This is mark Joseph “young” blog entry #449, on the subject of Cruel and Unusual.
The Eighth Amendment to the U. S. Constitution, part of the Bill of Rights, prohibits, among other things, “cruel and unusual punishment”. (It also prohibits excessive fines and excessive bail.) As I was reading the accounts in the Gospel According to Matthew and its parallels of the trial and crucifixion of Jesus, it came to mind.
One point that stood out to me is that crucifixion has long been regarded the most torturous way to execute a criminal. It isn’t really that spikes driven through wrists and feet are painful (although they are certainly excruciating–the word itself means “from crucifixion”), but that the victim survives this and hangs by his arms, sometimes for weeks, struggling to breathe. He painfully lifts himself with his legs to get air, but eventually is too exhausted to do so, and suffocates.
Yet before sending Jesus to be crucified, Pilate had Him whipped. This seems the epitomy of adding insult to injury: you have been condemned to die the most horrible death mankind has ever inflicted on anyone, but before you do we’re going to thrash your back until it is swollen and bleeding.
In fairness to Pilate, there is some suggestion in the accounts that he was up against a group determined to see Jesus executed, and he may have hoped that were he to beat the prisoner adequately it would satisfy the accusers and they would allow him to release Jesus. It didn’t work.
However, it got me thinking, what exactly is cruel and unusual? The problem is, they are both relative concepts. When the Founding Fathers included those words in the Bill of Rights, they clearly meant such things as stocks and forms of corporal punishment such as beatings. They as clearly were not outlawing capital punishment, as executions continued unchallenged for over a century.
Some years ago I wrote a bit of political satire in which I suggested that there was something wrong with our treatment of murderers. Many states still had the death penalty then, and if you committed a heinous enough murder or series of murders you could be put to death for it. Yet everyone dies, and many people die either painfully or unexpectedly or both. We take the surprise factor out of death for those we execute, as we ultimately give them the exact date and time that they will die; they can prepare for it. Further, we make every effort to make this as painless as possible. The Romans crucified many criminals, but if you were a Roman citizen you could not be crucified, you would instead be beheaded, which was a much quicker and less painful way to go. The Guillotine was invented as an improvement on this, a more reliable way of beheading which was thus less likely to be very painful. Long rope hanging was developed precisely for the purpose of making death quick and relatively painless. We want to kill our criminals, but we don’t want to hurt them. And thus if you wreak enough pain and horror and fear, you get to die quietly and painlessly and with certainty. It seems almost a reward for your efforts.

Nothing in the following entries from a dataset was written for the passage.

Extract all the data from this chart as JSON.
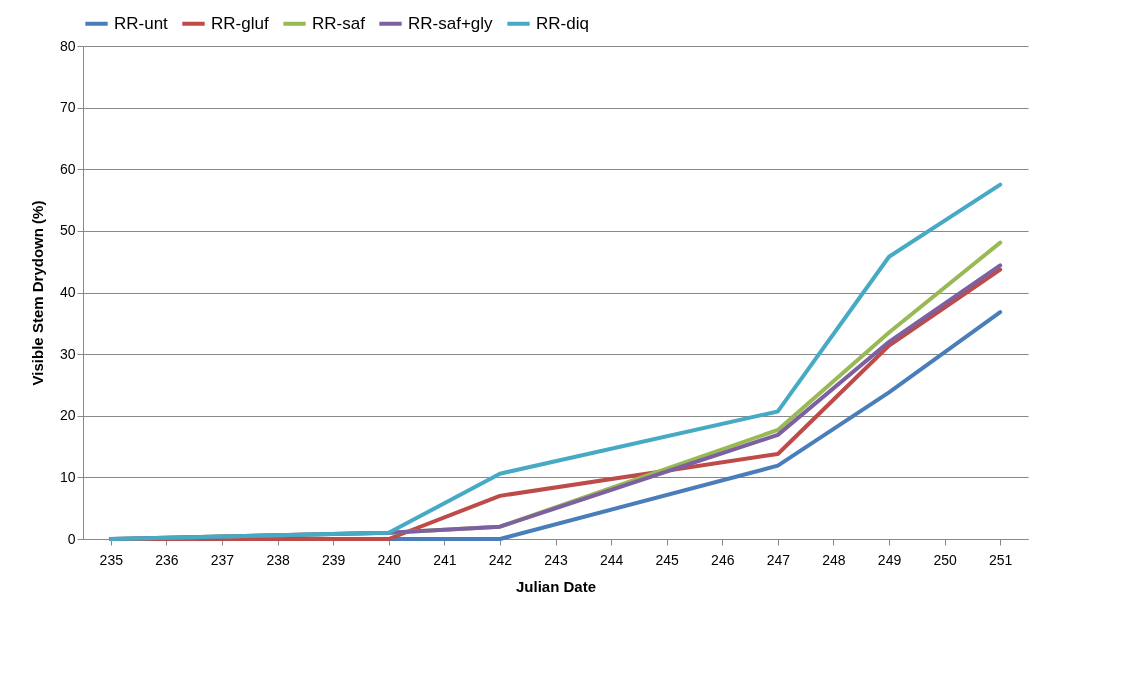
{
  "chart_data": {
    "type": "line",
    "xlabel": "Julian Date",
    "ylabel": "Visible  Stem Drydown (%)",
    "x": [
      235,
      240,
      242,
      247,
      249,
      251
    ],
    "xlim": [
      234.5,
      251.5
    ],
    "xticks": [
      235,
      236,
      237,
      238,
      239,
      240,
      241,
      242,
      243,
      244,
      245,
      246,
      247,
      248,
      249,
      250,
      251
    ],
    "ylim": [
      0,
      80
    ],
    "yticks": [
      0,
      10,
      20,
      30,
      40,
      50,
      60,
      70,
      80
    ],
    "grid": "y",
    "legend": "top",
    "marker": "none",
    "line_style": "solid",
    "series": [
      {
        "name": "RR-unt",
        "color": "#4a7ebb",
        "values": [
          0,
          0,
          0,
          11.9,
          23.8,
          36.8
        ]
      },
      {
        "name": "RR-gluf",
        "color": "#be4b48",
        "values": [
          0,
          0,
          7,
          13.8,
          31.4,
          43.7
        ]
      },
      {
        "name": "RR-saf",
        "color": "#98b954",
        "values": [
          0,
          1,
          2,
          17.7,
          33.5,
          48.1
        ]
      },
      {
        "name": "RR-saf+gly",
        "color": "#7d60a0",
        "values": [
          0,
          1,
          2,
          16.9,
          32,
          44.4
        ]
      },
      {
        "name": "RR-diq",
        "color": "#46aac5",
        "values": [
          0,
          1,
          10.6,
          20.7,
          45.8,
          57.5
        ]
      }
    ]
  }
}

Today we have lethal injection: the administration of the right doses of the right chemicals theoretically puts the convict into a sleep from which he will never awaken, and so he dies painlessly. Yet it seems that it does not always work so, and part of it is that not every execution uses the same chemicals. There are drugs that make such executions painless, but the companies that produce these, yielding to pressure from those who oppose capital punishment, are refusing to supply them to the states that would use them for this.
The strategy of that opposition is that if those states cannot get the drug that makes lethal injection painless, it will become cruel and unusual, and the courts will block it.

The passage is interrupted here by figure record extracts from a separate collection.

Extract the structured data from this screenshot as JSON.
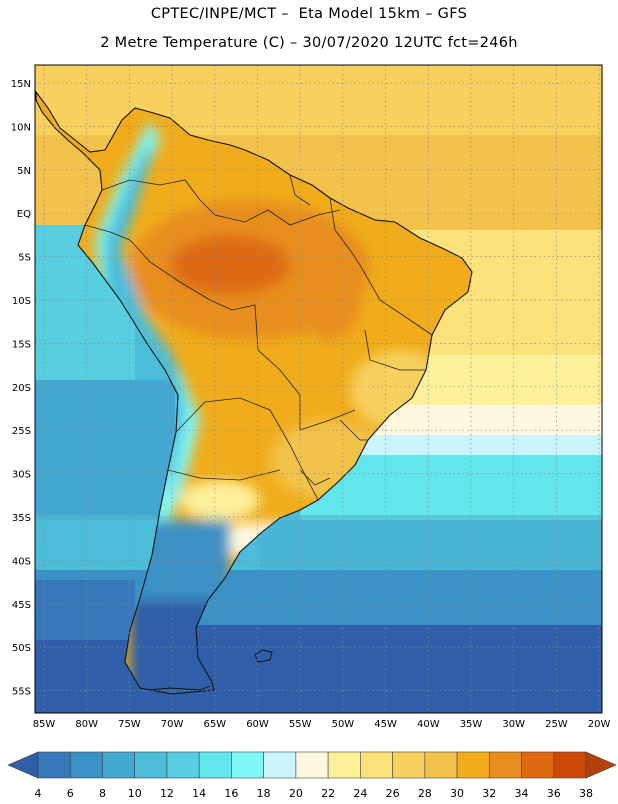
{
  "header": {
    "title_line1": "CPTEC/INPE/MCT –  Eta Model 15km – GFS",
    "title_line2": "2 Metre Temperature (C) – 30/07/2020 12UTC fct=246h"
  },
  "map": {
    "region": "South America",
    "lat_labels": [
      "15N",
      "10N",
      "5N",
      "EQ",
      "5S",
      "10S",
      "15S",
      "20S",
      "25S",
      "30S",
      "35S",
      "40S",
      "45S",
      "50S",
      "55S"
    ],
    "lon_labels": [
      "85W",
      "80W",
      "75W",
      "70W",
      "65W",
      "60W",
      "55W",
      "50W",
      "45W",
      "40W",
      "35W",
      "30W",
      "25W",
      "20W"
    ]
  },
  "legend": {
    "ticks": [
      "4",
      "6",
      "8",
      "10",
      "12",
      "14",
      "16",
      "18",
      "20",
      "22",
      "24",
      "26",
      "28",
      "30",
      "32",
      "34",
      "36",
      "38"
    ],
    "colors": [
      "#2f5fa8",
      "#3778bb",
      "#3a91c6",
      "#42a8d2",
      "#4cbdd9",
      "#57cfe0",
      "#62e6ec",
      "#7ff7f7",
      "#ccf5fb",
      "#fff8e0",
      "#fdf09a",
      "#fbe27a",
      "#f7d05e",
      "#f2c24a",
      "#f0ac1a",
      "#e88e1e",
      "#de6a12",
      "#cc4a08",
      "#b4400a"
    ]
  }
}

It is a clever strategy. It is also a bit unfair–that is, undemocratic. It also is very subjective.
It is undemocratic because the people who want to end capital punishment are not getting legislatures to change the laws, but getting courts to act as tyrants and rule that the law cannot be enforced. If you don’t like the law, you should work to change it through the legislative system, not attempt to finesse it through the courts. Besides, it’s also very dangerous to give that power to the courts, because then they will be in a position to exercise it if their opinion swings against you.
That is the other problem: what is cruel is subjective, and what is unusual is subjective. Within these United States, hanging, including short-rope hanging, was not considered either cruel or unusual, and in other common law countries beheading was still used. Firing squads have been used for U. S. military executions, which are also covered under the Constitution. Any state which finds itself blocked from using painless lethal chemicals for their executions could easily institute one or more of these other methods. Some of them already have those options available by law. The tactic could backfire severely.

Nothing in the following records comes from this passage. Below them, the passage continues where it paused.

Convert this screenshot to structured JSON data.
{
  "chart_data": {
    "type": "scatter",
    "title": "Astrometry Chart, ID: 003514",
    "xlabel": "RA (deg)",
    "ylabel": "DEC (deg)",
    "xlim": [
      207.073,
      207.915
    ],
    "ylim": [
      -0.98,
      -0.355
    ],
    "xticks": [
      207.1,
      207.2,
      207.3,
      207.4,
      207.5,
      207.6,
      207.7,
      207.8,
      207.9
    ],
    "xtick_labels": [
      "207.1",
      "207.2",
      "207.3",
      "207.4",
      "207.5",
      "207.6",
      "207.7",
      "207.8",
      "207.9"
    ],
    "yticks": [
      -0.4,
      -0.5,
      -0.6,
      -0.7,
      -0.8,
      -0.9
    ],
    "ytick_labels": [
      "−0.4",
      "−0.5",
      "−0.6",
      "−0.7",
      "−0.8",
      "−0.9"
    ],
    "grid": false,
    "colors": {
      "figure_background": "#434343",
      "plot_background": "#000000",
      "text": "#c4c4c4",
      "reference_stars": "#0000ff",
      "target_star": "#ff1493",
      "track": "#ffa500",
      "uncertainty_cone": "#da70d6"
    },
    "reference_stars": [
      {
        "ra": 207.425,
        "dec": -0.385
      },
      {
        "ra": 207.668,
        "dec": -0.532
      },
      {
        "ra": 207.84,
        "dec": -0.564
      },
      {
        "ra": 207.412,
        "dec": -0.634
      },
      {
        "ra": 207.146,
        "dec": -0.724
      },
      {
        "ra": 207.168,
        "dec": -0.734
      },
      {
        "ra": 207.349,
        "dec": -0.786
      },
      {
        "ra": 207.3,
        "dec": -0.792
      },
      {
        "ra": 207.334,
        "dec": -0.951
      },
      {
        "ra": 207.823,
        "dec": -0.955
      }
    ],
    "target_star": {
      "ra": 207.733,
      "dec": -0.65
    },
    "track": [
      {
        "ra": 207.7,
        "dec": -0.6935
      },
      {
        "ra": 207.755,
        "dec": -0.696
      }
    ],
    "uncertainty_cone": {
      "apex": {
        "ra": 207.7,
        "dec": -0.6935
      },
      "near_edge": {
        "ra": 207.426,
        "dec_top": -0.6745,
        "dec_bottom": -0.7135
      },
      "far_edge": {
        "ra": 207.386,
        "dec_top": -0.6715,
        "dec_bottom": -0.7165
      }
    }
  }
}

Are those alternatives cruel? By what standard? They are far quicker and less painful than crucifixion, or even stoning. Are they unusual? Again, by what standard? They are quite common in the brief history of this nation, and still in use in some other countries around the world.
An argument that executions that are not completely painless are unconstitutional fails the test of history. Those who wish to eliminate capital punishment should focus on getting legislatures to change the laws, and stop trying to end-run democracy. I wish them success in their efforts to do this the right way.